I have on a textbook a system of two ODEs as follow
$$\dfrac{df}{dx}=af(x)g(x)\\ \dfrac{dg}{dx}=-bg(x)$$
So, the author studies $df/dg$ writing $\dfrac{df}{dg}=-\dfrac{a}{b}f(x)$.
I understand the arithmetic, but I am not sure of mathemathical/geometric meaning.
Thank you in advance for light and maybe some lemmas or theorems of reference that it is valuable (are when is valuable).
I have ranted numerous times on this site about that horrendous notation. It really means nothing and can be very misleading.
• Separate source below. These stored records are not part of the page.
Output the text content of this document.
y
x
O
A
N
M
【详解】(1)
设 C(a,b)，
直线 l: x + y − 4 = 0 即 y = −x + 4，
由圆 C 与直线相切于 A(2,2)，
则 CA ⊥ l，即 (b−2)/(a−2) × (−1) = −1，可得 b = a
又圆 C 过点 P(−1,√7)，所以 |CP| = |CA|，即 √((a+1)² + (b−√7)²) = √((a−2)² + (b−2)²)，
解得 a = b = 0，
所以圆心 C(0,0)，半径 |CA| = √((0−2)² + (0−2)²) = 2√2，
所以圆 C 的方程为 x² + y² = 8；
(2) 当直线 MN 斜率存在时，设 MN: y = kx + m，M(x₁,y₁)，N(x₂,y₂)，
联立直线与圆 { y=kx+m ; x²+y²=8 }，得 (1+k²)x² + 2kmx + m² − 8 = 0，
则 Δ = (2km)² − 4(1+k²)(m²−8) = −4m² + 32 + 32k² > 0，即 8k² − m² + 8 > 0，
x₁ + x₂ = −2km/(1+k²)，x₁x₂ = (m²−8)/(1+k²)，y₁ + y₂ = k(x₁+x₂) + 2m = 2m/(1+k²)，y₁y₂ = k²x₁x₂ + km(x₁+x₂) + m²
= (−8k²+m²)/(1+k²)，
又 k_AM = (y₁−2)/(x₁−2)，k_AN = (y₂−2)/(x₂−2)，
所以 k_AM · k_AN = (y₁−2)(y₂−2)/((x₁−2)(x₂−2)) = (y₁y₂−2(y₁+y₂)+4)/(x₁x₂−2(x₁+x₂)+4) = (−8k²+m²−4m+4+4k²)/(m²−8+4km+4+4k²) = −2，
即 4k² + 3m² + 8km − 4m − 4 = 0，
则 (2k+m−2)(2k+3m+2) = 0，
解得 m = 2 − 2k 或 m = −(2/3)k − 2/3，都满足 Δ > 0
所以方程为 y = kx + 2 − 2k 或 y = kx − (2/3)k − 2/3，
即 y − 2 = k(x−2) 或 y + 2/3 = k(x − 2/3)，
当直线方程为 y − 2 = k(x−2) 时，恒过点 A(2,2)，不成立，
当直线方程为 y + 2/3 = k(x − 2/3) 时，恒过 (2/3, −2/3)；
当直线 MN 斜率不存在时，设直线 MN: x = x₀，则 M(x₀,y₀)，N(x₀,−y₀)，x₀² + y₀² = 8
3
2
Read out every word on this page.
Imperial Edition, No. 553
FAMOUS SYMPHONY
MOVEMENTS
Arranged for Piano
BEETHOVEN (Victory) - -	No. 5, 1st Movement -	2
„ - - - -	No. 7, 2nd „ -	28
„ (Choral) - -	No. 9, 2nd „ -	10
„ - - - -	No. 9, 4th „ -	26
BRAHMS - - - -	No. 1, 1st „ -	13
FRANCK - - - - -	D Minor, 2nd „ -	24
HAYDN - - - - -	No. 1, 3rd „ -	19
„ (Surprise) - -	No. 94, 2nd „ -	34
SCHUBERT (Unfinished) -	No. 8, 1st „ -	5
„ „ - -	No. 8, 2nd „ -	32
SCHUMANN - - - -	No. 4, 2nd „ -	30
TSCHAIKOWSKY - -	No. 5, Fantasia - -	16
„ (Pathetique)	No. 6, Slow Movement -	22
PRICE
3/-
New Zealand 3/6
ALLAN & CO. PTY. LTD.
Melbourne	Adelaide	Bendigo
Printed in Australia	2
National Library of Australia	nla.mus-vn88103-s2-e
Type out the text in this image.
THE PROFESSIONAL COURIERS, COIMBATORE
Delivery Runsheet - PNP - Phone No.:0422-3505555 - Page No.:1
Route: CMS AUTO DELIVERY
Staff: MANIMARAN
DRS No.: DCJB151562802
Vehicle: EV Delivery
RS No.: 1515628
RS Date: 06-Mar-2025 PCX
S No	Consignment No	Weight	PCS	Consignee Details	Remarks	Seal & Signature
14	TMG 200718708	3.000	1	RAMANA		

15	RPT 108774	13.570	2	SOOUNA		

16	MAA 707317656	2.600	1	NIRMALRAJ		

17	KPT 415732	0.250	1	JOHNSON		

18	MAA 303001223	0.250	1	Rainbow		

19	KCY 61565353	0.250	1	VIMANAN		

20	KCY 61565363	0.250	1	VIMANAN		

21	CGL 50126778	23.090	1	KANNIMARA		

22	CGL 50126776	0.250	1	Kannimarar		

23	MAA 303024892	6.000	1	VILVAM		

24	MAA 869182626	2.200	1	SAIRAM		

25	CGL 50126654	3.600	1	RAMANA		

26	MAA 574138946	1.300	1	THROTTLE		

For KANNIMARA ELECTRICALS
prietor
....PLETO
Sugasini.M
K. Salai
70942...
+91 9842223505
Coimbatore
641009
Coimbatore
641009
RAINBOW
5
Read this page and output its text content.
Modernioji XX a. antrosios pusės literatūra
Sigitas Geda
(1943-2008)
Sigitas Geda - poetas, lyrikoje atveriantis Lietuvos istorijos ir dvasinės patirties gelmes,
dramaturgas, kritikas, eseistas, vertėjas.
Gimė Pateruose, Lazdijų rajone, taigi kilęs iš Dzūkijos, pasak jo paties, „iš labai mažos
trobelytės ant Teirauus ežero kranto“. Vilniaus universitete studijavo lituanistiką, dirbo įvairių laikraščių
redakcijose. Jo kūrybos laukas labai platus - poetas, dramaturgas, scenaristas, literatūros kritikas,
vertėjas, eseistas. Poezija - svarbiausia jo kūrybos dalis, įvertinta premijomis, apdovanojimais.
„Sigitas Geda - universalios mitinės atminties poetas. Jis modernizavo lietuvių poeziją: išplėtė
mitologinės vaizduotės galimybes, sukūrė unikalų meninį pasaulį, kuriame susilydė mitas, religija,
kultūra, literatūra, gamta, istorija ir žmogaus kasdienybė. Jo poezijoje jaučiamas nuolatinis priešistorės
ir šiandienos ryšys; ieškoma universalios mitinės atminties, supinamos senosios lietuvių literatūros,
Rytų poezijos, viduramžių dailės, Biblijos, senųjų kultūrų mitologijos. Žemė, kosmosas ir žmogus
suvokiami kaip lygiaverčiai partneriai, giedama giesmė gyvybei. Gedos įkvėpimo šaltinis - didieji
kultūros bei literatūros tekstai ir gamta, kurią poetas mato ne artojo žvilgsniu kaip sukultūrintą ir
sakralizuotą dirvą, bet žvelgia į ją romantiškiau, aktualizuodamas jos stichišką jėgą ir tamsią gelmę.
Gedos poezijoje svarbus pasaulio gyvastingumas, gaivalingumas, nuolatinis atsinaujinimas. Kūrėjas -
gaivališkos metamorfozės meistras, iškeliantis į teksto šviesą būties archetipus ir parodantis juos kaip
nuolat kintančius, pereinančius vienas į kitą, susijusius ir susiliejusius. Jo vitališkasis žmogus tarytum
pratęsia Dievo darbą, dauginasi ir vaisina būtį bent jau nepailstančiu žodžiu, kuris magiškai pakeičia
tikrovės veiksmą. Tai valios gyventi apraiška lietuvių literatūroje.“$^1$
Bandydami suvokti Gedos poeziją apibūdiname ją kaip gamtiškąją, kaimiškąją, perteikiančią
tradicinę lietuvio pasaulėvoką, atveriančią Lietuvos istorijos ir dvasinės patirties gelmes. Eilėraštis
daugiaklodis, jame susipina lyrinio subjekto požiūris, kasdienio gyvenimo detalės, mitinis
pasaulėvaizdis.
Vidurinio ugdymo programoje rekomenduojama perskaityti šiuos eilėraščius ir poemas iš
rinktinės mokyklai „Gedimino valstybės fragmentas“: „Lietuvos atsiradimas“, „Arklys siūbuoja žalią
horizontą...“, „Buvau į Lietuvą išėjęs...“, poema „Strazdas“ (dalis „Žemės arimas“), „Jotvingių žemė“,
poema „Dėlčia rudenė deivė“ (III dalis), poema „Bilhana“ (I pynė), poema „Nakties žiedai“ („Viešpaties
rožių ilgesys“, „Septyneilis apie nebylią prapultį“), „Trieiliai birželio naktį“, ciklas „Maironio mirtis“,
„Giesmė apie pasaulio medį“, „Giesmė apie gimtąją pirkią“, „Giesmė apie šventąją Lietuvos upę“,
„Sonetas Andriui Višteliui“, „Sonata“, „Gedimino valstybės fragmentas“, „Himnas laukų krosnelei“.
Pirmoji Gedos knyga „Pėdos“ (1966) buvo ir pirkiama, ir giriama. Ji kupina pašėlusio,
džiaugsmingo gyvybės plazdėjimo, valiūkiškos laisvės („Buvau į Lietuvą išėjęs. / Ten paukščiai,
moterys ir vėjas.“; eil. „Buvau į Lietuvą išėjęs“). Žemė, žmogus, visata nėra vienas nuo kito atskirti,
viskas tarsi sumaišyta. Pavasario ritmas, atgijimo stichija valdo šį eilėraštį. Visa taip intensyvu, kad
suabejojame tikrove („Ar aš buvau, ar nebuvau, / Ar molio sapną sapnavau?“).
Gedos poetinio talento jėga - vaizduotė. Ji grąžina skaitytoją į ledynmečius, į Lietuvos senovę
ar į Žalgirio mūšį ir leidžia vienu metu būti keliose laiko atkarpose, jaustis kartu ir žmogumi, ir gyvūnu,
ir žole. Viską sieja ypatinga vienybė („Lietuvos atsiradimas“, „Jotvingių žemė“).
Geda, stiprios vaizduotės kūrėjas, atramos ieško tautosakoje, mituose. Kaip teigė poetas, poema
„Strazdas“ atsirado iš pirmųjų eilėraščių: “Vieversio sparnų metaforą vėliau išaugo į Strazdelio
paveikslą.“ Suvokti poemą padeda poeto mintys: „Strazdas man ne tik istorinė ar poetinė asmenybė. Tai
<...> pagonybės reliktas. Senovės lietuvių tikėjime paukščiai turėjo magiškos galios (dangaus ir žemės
I would suggest you write $$\frac{df}{dx} = af(x)g(x) = -\frac ab f(x)\frac{dg}{dx},$$ and then divide by $f(x)$ to get $$\frac1{f(x)}\frac{df}{dx} = -\frac ab \frac{dg}{dx}.$$ Now integrate both sides (with respect to $x$) and you get $$\ln |f(x)| = -\frac ab g(x) + c.$$ [You could write the previous equation as $\frac{df}f = -\frac ab dg$, and then you get where your textbook should end up.]
This notation is often difficult to make sense of. What, for instance, would it mean to differentiate $\sin(x)$ with respect to $\cos(x)$? To begin with, we must write $\sin(x)$ in terms of $\cos(x)$: $$ \sin(x)=\sqrt{1-\cos(x)^2} \, , $$ ignoring the $\pm$ signs that should be on the square root for now. This means that $$ \frac{d\sin(x)}{d\cos(x)}=\frac{d\sqrt{1-\cos(x)^2}}{d\cos(x)} \, . $$ But this is the same as $$ \frac{d}{du}\left(\sqrt{1-u^2}\right)\Biggr|_{u=\cos(x)} \, . $$ So every time you see $$ \frac{df(x)}{dg(x)} \, , $$ note that $f(x)=h(g(x))$ for some function $h$, and write $$ \frac{dh(g(x))}{dg(x)}=\frac{dh(u)}{du}\Biggr|_{u=g(x)} \, . $$ The $u$ is a dummy variable that can then be replaced by whatever function you are 'differentiating with respect to'. You can use $g(x)$ as a dummy variable, but it often leads to confusion, and is considered by many people to be poor style.
To give another example, let's consider the chain rule, $$ \frac{dy}{dx}=\frac{dy}{du} \cdot \frac{du}{dx} $$ Say $y=\sin(u)$, where $u=x^2$. Then, the chain rule appears to say $$ \frac{d}{dx}(\sin(x^2))=\frac{d}{dx^2}\left(\sin(x^2)\right) \cdot \frac{d}{dx}(2x) \, . $$ It seems difficult to parse the first term on the RHS. The easiest way to do this is to write it instead as $$ \frac{d}{du}(\sin(u)) \Biggr|_{u=x^2} \, . $$ However, we can also treat $x^2$ just as we would any other variable, and make sense of the term that way, too.